After thirteen days of travel, Captain Joule called the officers to his cabin.
Impassively, he faced them in his bucket seat, and allowed them to fall quiet, cramped and sweating, before speaking.
“Gentlemen,” he said, “I wish to review our position. Ross will tell you the situation.”
Briefly, I explained about the mass-meter readings, and the uniformity of pressure we had found at all depths of the mantle. We were driving the ship into a discrepancy between instrument readings. The further we went, the greater the discrepancy became.
“Apart from common sense,” I finished, “there is nothing to indicate that we have gone one inch towards fulfilling our aim of reaching the Earth’s core.”
“Then are we at a standstill?”
“From one angle, it looks like it,” I conceded, “but I don’t think so. We are still expending energy. The propulsors are working perfectly, and this can only result in motion. We must be going somewhere, and in fact you only have to look at the detector screens to see that we are actually in motion.”
“And getting nowhere,” Joule put in. “As far as the Navy is concerned, the purpose of this dive is to get back to base, which we do not seem to be achieving.”
“Are you suggesting that we turn back?”
“It has been in my mind. There may be no obstacle in our way now.”
My heart sank at the words. Our discoveries had intrigued me enough to want desperately to continue, and the danger, and the strangeness we had encountered, only gave me an overpowering urge to journey further.

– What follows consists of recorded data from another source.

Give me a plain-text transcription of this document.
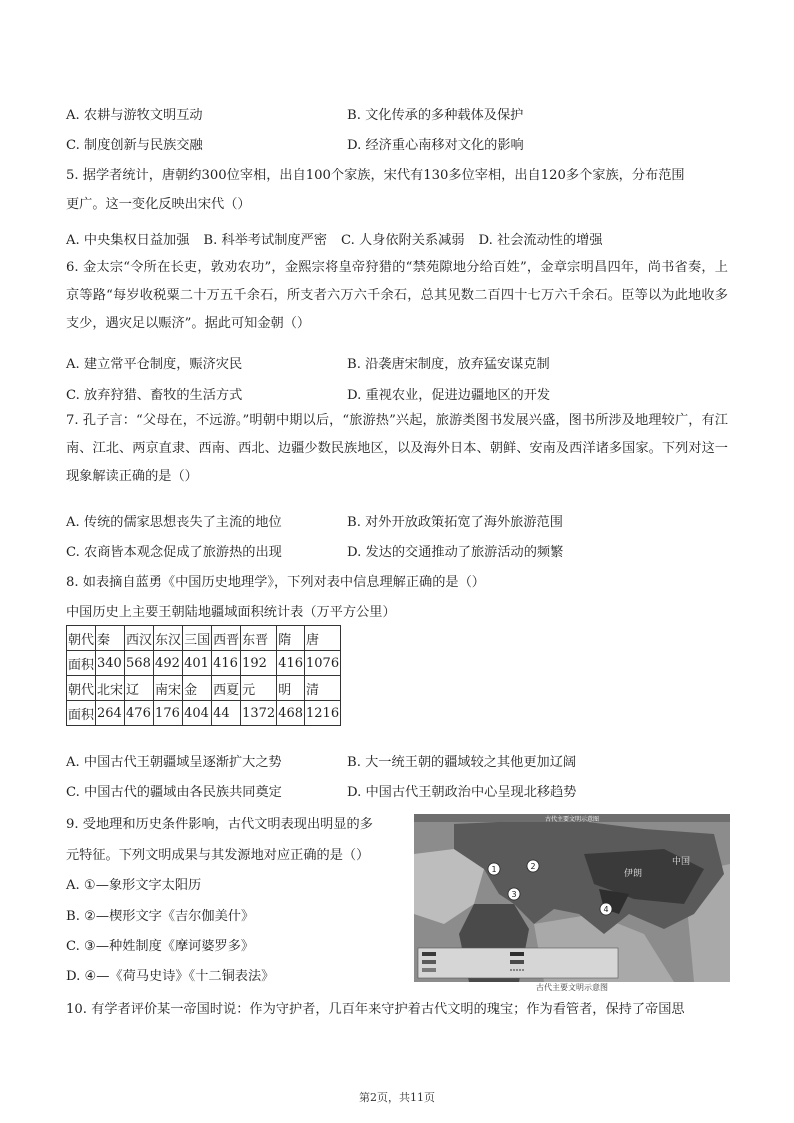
A. 农耕与游牧文明互动	B. 文化传承的多种载体及保护
C. 制度创新与民族交融	D. 经济重心南移对文化的影响
5. 据学者统计，唐朝约300位宰相，出自100个家族，宋代有130多位宰相，出自120多个家族，分布范围
更广。这一变化反映出宋代（）
A. 中央集权日益加强 B. 科举考试制度严密 C. 人身依附关系减弱 D. 社会流动性的增强
6. 金太宗“令所在长吏，敦劝农功”，金熙宗将皇帝狩猎的“禁苑隙地分给百姓”，金章宗明昌四年，尚书省奏，上京等路“每岁收税粟二十万五千余石，所支者六万六千余石，总其见数二百四十七万六千余石。臣等以为此地收多支少，遇灾足以赈济”。据此可知金朝（）
A. 建立常平仓制度，赈济灾民	B. 沿袭唐宋制度，放弃猛安谋克制
C. 放弃狩猎、畜牧的生活方式	D. 重视农业，促进边疆地区的开发
7. 孔子言：“父母在，不远游。”明朝中期以后，“旅游热”兴起，旅游类图书发展兴盛，图书所涉及地理较广，有江南、江北、两京直隶、西南、西北、边疆少数民族地区，以及海外日本、朝鲜、安南及西洋诸多国家。下列对这一现象解读正确的是（）
A. 传统的儒家思想丧失了主流的地位	B. 对外开放政策拓宽了海外旅游范围
C. 农商皆本观念促成了旅游热的出现	D. 发达的交通推动了旅游活动的频繁
8. 如表摘自蓝勇《中国历史地理学》，下列对表中信息理解正确的是（）
中国历史上主要王朝陆地疆域面积统计表（万平方公里）
朝代	秦	西汉	东汉	三国	西晋	东晋	隋	唐
面积	340	568	492	401	416	192	416	1076
朝代	北宋	辽	南宋	金	西夏	元	明	清
面积	264	476	176	404	44	1372	468	1216
A. 中国古代王朝疆域呈逐渐扩大之势	B. 大一统王朝的疆域较之其他更加辽阔
C. 中国古代的疆域由各民族共同奠定	D. 中国古代王朝政治中心呈现北移趋势
9. 受地理和历史条件影响，古代文明表现出明显的多
元特征。下列文明成果与其发源地对应正确的是（）
A. ①—象形文字太阳历
B. ②—楔形文字《吉尔伽美什》
C. ③—种姓制度《摩诃婆罗多》
D. ④—《荷马史诗》《十二铜表法》
古代主要文明示意图
伊朗
中国
1	2
3
4
古代主要文明示意图
10. 有学者评价某一帝国时说：作为守护者，几百年来守护着古代文明的瑰宝；作为看管者，保持了帝国思
第2页，共11页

I knew Captain Joule secretly agreed with my attitude, for he is one of the best of men, the finest of officers. There are some who find blame with our generation, saying that it has become ultraconservative and rigid; but I claim that this is no fault, only an inevitable era of civilisation. The spirit of our nation was never stronger than it is now. We are producing great men, fabulous engineers. Captain Joule knew the tacit dictum of our engineers—never to know fear, never to draw back—but he had a duty to his command, which I, though it saddens me now to confess it, did not feel.
“Why turn back?” I asked intensely. “We must carry on! The puzzle will resolve itself—and anything we encounter in the Earth, we will deal with!”